Fundado en Italia a finales del Siglo XVI, el estilo barroco se caracterizó por sus temas religiosos, las composiciones recargadas, su excesiva ornamentación que se contrapone a lo clásico, sus dramáticos contrastes de luz y sombras, así como cierta tendencia a la exageración. Durante los siguientes siglos, el término sería peyorativo para describir un significado recargado, engañoso y caprichoso, hasta que fue revalorizado en el Siglo XIX por Jacob Burckhardt y en el Siglo XX por Benedetto Croce y Eugenio d’Ors. Con el tiempo, los historiadores comenzaron a comprender que el barroco no era una degradación de los criterios clásicos, sino un estilo claramente definido muy diferente a todos los anteriores, además de ser poseedor de una grandeza estética.
A pesar de que el barroco no fuera justamente valorado durante mucho tiempo, en Italia surgieron algunos artistas que se ganaron el mecenazgo y la preferencia de reyes y emperadores. Tal es el caso de Luca Giordano, o Luca Jordán en su forma castellanizada, quien fue un pintor nacido en Nápoles en 1632. En aquella época, Nápoles formaba parte de la llamada Italia española, ya que, junto a Lombardía, Sicilia y Cerdeña, pertenecían a la Monarquía Hispánica.
Fue hijo de un pintor poco conocido llamado Antonio Giordano, quien para suerte de Luca era un amigo cercano de José de Ribera, considerado uno de los pintores más relevantes de la época. Desde que era muy joven, Luca comenzó a trabajar con Ribera en Nápoles y estuvo viajando con él por toda Italia. Su travesía por Roma, Venecia y otras ciudades junto a Ribera le permitió entrar en contacto con las obras de otros grandes maestros, cuya influencia permearía evidentemente en sus pinturas.
Fue criticado por copiar o hacer obras a la manera de Rubens, Tiziano y Rafael; además, la rapidez con la que pintaba era motivo de críticas por parte de sus colegas. Pintaba con tal velocidad, que le apodaban “Luca fa presto”, lo que le permitió producir a lo largo de su carrera una extensa colección de piezas.
Con tan solo veinte años realizó una serie de lienzos napolitanos en los que plasmó su talento y la influencia de su maestro español. En Venecia pintó frescos para la Basílica de Santa María della Salute, además de otros maravillosos frescos en Florencia en la Iglesia de Santa María del Carmine. Otro de sus trabajos florentinos más notables es el techo de la Biblioteca Riccardiana en la manzana ocupada por el antiguo Palacio Medici.




Giordano adquirió un estilo muy versátil que fusionaba sus influencias venecianas y romanas. El influjo de Ribera se manifiesta en la forma de la composición y la iluminación tenebrista pero con contrastes de color, además de adoptar la riqueza ornamental de Veronese y los esquemas complejos de Pietro da Cortona.
Debido al reconocimiento que adquirió en Italia, el Rey Carlos II de España lo comisionó para realizar los frescos del Real Monasterio de El Escorial.
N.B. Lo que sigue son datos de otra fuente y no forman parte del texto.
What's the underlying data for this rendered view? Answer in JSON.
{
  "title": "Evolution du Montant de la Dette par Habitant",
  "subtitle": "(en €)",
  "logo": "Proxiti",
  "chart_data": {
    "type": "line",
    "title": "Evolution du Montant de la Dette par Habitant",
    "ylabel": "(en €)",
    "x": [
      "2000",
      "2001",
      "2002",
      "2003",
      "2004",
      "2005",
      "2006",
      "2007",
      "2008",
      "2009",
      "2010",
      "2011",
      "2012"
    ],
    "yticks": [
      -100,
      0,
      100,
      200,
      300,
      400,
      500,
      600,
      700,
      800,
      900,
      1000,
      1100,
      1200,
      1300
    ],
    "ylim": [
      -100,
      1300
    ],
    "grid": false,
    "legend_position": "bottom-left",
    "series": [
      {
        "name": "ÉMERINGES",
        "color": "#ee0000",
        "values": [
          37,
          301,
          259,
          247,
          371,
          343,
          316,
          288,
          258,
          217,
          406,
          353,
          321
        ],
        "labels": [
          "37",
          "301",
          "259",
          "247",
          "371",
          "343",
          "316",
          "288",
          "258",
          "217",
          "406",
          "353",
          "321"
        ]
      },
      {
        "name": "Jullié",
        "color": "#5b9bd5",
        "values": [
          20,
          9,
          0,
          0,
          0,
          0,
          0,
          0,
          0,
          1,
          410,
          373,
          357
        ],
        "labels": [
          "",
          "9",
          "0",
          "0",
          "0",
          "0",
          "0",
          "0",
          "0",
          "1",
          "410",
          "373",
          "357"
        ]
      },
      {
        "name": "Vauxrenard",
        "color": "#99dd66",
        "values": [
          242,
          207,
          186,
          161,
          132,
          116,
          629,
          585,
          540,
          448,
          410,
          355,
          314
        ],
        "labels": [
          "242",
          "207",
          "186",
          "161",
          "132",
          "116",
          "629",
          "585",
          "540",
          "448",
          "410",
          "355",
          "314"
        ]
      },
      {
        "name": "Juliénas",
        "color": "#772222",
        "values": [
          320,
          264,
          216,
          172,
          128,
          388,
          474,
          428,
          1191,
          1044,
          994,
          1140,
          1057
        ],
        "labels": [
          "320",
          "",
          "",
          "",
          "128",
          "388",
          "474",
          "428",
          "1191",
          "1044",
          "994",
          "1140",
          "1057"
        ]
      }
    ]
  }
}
En 1962 arribó a España para ejecutar la obra, a la que seguirían El Palacio del Buen Retiro, la Iglesia de Atocha, y la Catedral de Toledo. Durante su estancia de diez años en España, Giordano produciría muchísimas obras sobre lienzos que son atesoradas principalmente en el Museo del Prado.
Sin embargo, mi obra favorita del artista se encuentra actualmente en el Kunsthistorisches Museum de Viena. Me refiero a El arcángel San Miguel y los ángeles caídos, un majestuoso lienzo de gran formato que simboliza magistralmente la victoria del bien sobre el mal, representada a través del triunfo del arcángel San Miguel sobre un grupo de demonios con forma humana y alas de murciélago. En este maravilloso claroscuro barroco podemos observar la influencia de Ribera reflejada en las expresiones de agonía de los demonios y todo el dramatismo de la escena. Aquí se puede comprobar la máxima con la que creaba Giordano, quien llegó a expresar que un buen pintor es quien gusta al público, y éste es atraído por el color. Efectivamente, la luminosidad celestial del arcángel se contrasta de forma dramática con la obscuridad de los demonios, que se rompe únicamente con el reflejo de las llamas ardientes sobre sus cuerpos en agonía.
Adquirió gran reconocimiento en la corte española y le fue concedido el título de caballero. No obstante, la muerte de Carlos II y el ascenso al trono de Felipe V significarían para Giordano el fin de los trabajos comisionados en España. Así, regresó a Nápoles en 1702 con una gran fortuna, con la que realizó obras benéficas y ayudó a otros pintores locales en necesidad. En su ciudad natal realizaría sus últimas obras, el techo de la sacristía de la Cartuja de San Martín y la cúpula de la Iglesia de Santa Brígida, donde descansan sus restos tras su fallecimiento en Nápoles en 1705.